Chipotle has four types of salsa: mild, fresh tomato; medium, roasted chili and corn; medium, tomatillo-green chili; and hot, tomatillo-red chili.
It’s Chipotle’s tomatillo-red chili salsa that seems to have increased in spiciness. Hot on the heels of this feedback, the Wall Street Journal decided to investigate. It sent samples from Chipotle stores in Phoenix, Chicago and Washington, D.C., to be tested at a lab. The samples did vary in heat, between 2,730-3,420 Scoville units.
Chipotle executives told the Journal that an uptick in comments on the tomatillo-red chili salsa’s heat started in fall 2022. It also said that while its salsa recipes haven’t changed, the company has widened the areas where it gets its chiles for those salsas to include Mexico, India and other parts of Asia.
This is because of how supply chains broke down during the pandemic and is also affected by bad weather and storms affecting crops. The company notes that the differences are a natural effect of sourcing fresh food.
The India-sourced chile de arbol in particular seemed to be the hottest this season, Chipotle told the Journal.
If you find you can’t handle the heat of the red-tomatillo salsa at Chipotle, there are luckily those three other salsa options to try.
If you don’t want to stop eating the spiciest salsa, you can cool down your mouth after consuming it by including a big dollop of sour cream or drinking milk to neutralize the sting. You can also try an acidic drink like lemonade or eat some bread. Also, follow the lead of some Chipotle customers and get your hot salsa on the side so you can better control how much of it you get with each bite.
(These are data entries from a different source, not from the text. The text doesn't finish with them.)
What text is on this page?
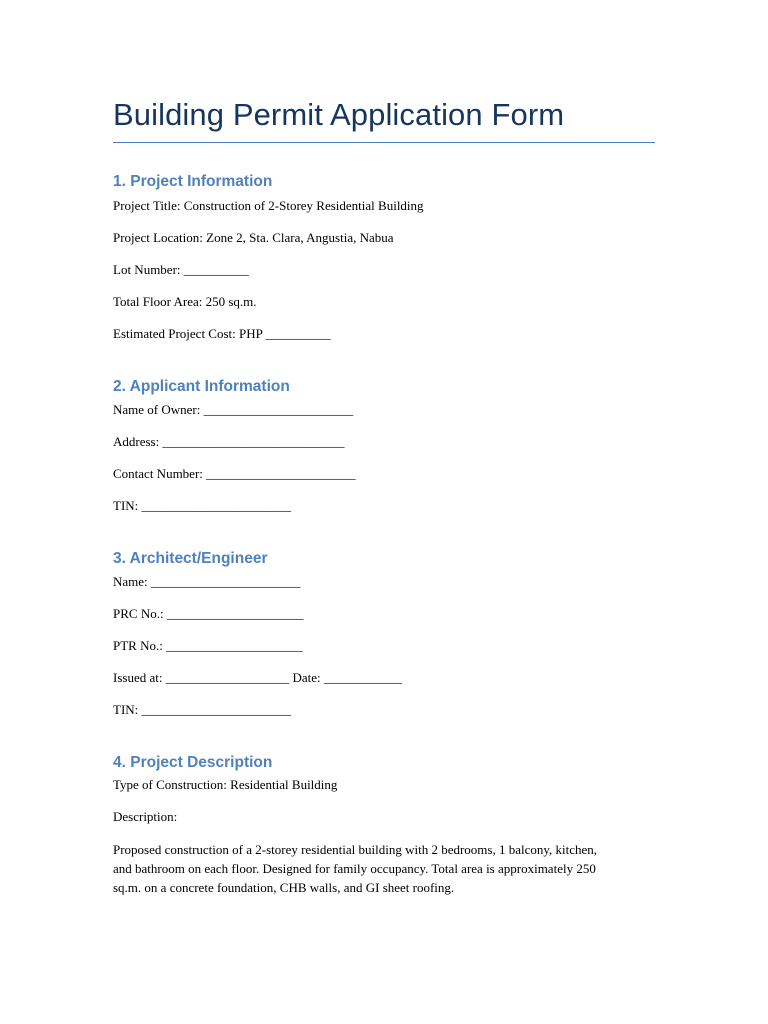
Building Permit Application Form
1. Project Information

Project Title: Construction of 2-Storey Residential Building

Project Location: Zone 2, Sta. Clara, Angustia, Nabua

Lot Number: __________

Total Floor Area: 250 sq.m.

Estimated Project Cost: PHP __________

2. Applicant Information

Name of Owner: _______________________

Address: ____________________________

Contact Number: _______________________

TIN: _______________________

3. Architect/Engineer

Name: _______________________

PRC No.: _____________________

PTR No.: _____________________

Issued at: ___________________ Date: ____________

TIN: _______________________

4. Project Description

Type of Construction: Residential Building

Description:

Proposed construction of a 2-storey residential building with 2 bedrooms, 1 balcony, kitchen, and bathroom on each floor. Designed for family occupancy. Total area is approximately 250 sq.m. on a concrete foundation, CHB walls, and GI sheet roofing.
And if you’re wondering what causes that heat in chili peppers, it’s the capsaicin in them. (Chili peppers come from capsicum plants.) Capsaicin is anti-fungal and also deters animals such as rats from eating the fruits. It’s interesting to note that when chiles are growing and get less water, they tend to turn out spicier.
Are you a Chipotle fan and have you noticed a difference in the hottest, tomatillo-red salsa as of late?